The secondary form of osteoporosis is the result of another disease or its treatment.
Typical diseases include the following: diabetes mellitus, hypogonadism, hyperthyroidism, Cushing’s syndrome, hyperparathyroidism, chronic inflammation or kidney disease, multiple sclerosis, Parkinson’s disease, malabsorption syndromes or malnutrition, cancer, and congenital connective tissue diseases (e.g., Marfan syndrome and osteogenesis imperfecta). Medications that promote secondary osteoporosis include the following: glucocorticoids, SSRIs, antiepileptics, proton pump inhibitors, and aromatase inhibitors.
A suspected diagnosis of osteoporosis is made based on medical history (e.g., risk factors such as age, gender, and previous fractures); clinical findings; laboratory findings (e.g., previous fractures with reduced height or postural changes); and diagnostic tests.
If fractures have already occurred due to reduced bone density, this is referred to as manifest osteoporosis. Although X-rays can be very helpful, they are unable to reliably diagnose or quantify osteoporosis. X-rays and CT scans are particularly insensitive in the early stages, and their use in differentiation from osteopenia is also not possible in later stages. The gold standard for osteoporosis diagnosis is, therefore, bone density measurement.

1.1. DXA

The condition is definitively diagnosed by measuring the bone mineral density of the lumbar spine, hip, and/or radius using quantitative CT or dual-energy X-ray absorptiometry (DXA), which is considered the standard method for osteoporosis diagnosis [4,5,6]. The unit for bone mineral density (BMD) in DXA is the areal density (g/cm2). For diagnostic classification, the BMD is converted into a T-score and a Z-score. These scores are used in the diagnosis of osteoporosis and osteopenia, using BMD reference data [5]. The T-score describes the patient’s BMD as the standard deviation (SD) from the mean value in young (20–29 years old), healthy women [6]. The Z-score corresponds to an age comparison, i.e., the patient’s BMD compared to a reference group of the same age. The diagnosis is determined by the lowest T-score in one of the recommended DXA regions [5]. T-scores of ≥−1.0 SD are considered normal BMD. Osteopenia is present at a T-score of between −2.5 SD and −1.0 SD in the young reference population. The WHO has defined a threshold value of 2.5 SD below the mean BMD of young adult women as a criterion for osteoporosis [5,6].

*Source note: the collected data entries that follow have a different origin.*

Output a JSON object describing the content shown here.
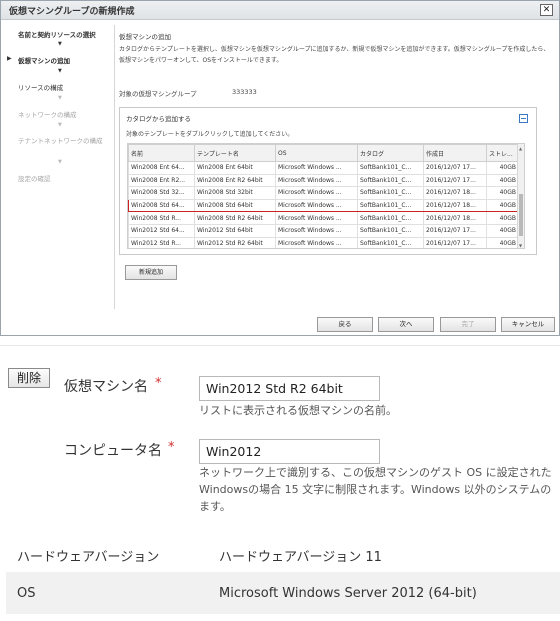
{
  "dialog": {
    "title": "仮想マシングループの新規作成",
    "close_symbol": "✕"
  },
  "wizard_steps": [
    {
      "label": "名前と契約リソースの選択",
      "state": "done",
      "marker": ""
    },
    {
      "label": "仮想マシンの追加",
      "state": "active",
      "marker": "▶"
    },
    {
      "label": "リソースの構成",
      "state": "done",
      "marker": ""
    },
    {
      "label": "ネットワークの構成",
      "state": "pending",
      "marker": ""
    },
    {
      "label": "テナントネットワークの構成",
      "state": "pending",
      "marker": ""
    },
    {
      "label": "設定の確認",
      "state": "pending",
      "marker": ""
    }
  ],
  "arrow_symbol": "▼",
  "content": {
    "section_title": "仮想マシンの追加",
    "description": "カタログからテンプレートを選択し、仮想マシンを仮想マシングループに追加するか、新規で仮想マシンを追加ができます。仮想マシングループを作成したら、仮想マシンをパワーオンして、OSをインストールできます。",
    "group_label": "対象の仮想マシングループ",
    "group_value": "333333"
  },
  "catalog": {
    "title": "カタログから追加する",
    "hint": "対象のテンプレートをダブルクリックして追加してください。",
    "columns": [
      "名前",
      "テンプレート名",
      "OS",
      "カタログ",
      "作成日",
      "ストレ..."
    ],
    "rows": [
      [
        "Win2008 Ent 64...",
        "Win2008 Ent 64bit",
        "Microsoft Windows ...",
        "SoftBank101_C...",
        "2016/12/07 17...",
        "40GB"
      ],
      [
        "Win2008 Ent R2...",
        "Win2008 Ent R2 64bit",
        "Microsoft Windows ...",
        "SoftBank101_C...",
        "2016/12/07 17...",
        "40GB"
      ],
      [
        "Win2008 Std 32...",
        "Win2008 Std 32bit",
        "Microsoft Windows ...",
        "SoftBank101_C...",
        "2016/12/07 18...",
        "40GB"
      ],
      [
        "Win2008 Std 64...",
        "Win2008 Std 64bit",
        "Microsoft Windows ...",
        "SoftBank101_C...",
        "2016/12/07 18...",
        "40GB"
      ],
      [
        "Win2008 Std R...",
        "Win2008 Std R2 64bit",
        "Microsoft Windows ...",
        "SoftBank101_C...",
        "2016/12/07 18...",
        "40GB"
      ],
      [
        "Win2012 Std 64...",
        "Win2012 Std 64bit",
        "Microsoft Windows ...",
        "SoftBank101_C...",
        "2016/12/07 17...",
        "40GB"
      ],
      [
        "Win2012 Std R...",
        "Win2012 Std R2 64bit",
        "Microsoft Windows ...",
        "SoftBank101_C...",
        "2016/12/07 17...",
        "40GB"
      ]
    ],
    "selected_row_index": 3,
    "new_add_label": "新規追加"
  },
  "footer": {
    "back": "戻る",
    "next": "次へ",
    "finish": "完了",
    "cancel": "キャンセル"
  },
  "vm_panel": {
    "delete_label": "削除",
    "vm_name_label": "仮想マシン名",
    "required_mark": "*",
    "vm_name_value": "Win2012 Std R2 64bit",
    "vm_name_help": "リストに表示される仮想マシンの名前。",
    "computer_name_label": "コンピュータ名",
    "computer_name_value": "Win2012",
    "computer_name_help_1": "ネットワーク上で識別する、この仮想マシンのゲスト OS に設定された",
    "computer_name_help_2": "Windowsの場合 15 文字に制限されます。Windows 以外のシステムの",
    "computer_name_help_3": "ます。",
    "hw_version_label": "ハードウェアバージョン",
    "hw_version_value": "ハードウェアバージョン 11",
    "os_label": "OS",
    "os_value": "Microsoft Windows Server 2012 (64-bit)"
  },
  "colors": {
    "selection_border": "#c92222",
    "required": "#d03030",
    "accent": "#3b78c4"
  }
}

1.2. T-Score Classification

Diagnosed osteoporosis, according to the WHO, can be divided into grades 0–3. In grade 0 osteopenia, the T-score is between −1 and −1.5, and no fractures are known. In grades 1–3, the T-score is below −2.5. In grade 1, preclinical osteoporosis, no fractures are known. In grade 2, known as manifest osteoporosis, there are between one and three vertebral fractures. In grade 3, advanced osteoporosis, there are multiple vertebral and extremity fractures [7].

1.3. QCT

Clinical whole-body CT scanners are used for QCT of the spine and hip.
Bone density measurements using QCT are performed by measuring Hounsfield units at L1–L3, provided these are not already fractured. The conversion to absolute density is performed using a reference phantom. The results are expressed in mg/mL. The following threshold values apply: osteopenia is defined as <120 mg/mL and osteoporosis is defined as <80 mg/mL [8]. Because QCT measures trabecular bone density, which changes significantly in osteoporosis, this measurement method is more sensitive than DXA, but less readily available. The radiation exposure from taking QCT images of hips is also significantly higher, at 2.5–3 mSv [9], than from taking DXA measurements [10]. QCT can be used to predict fracture risk and monitor bone density during therapy, but current guidelines [7] recommend using DXA.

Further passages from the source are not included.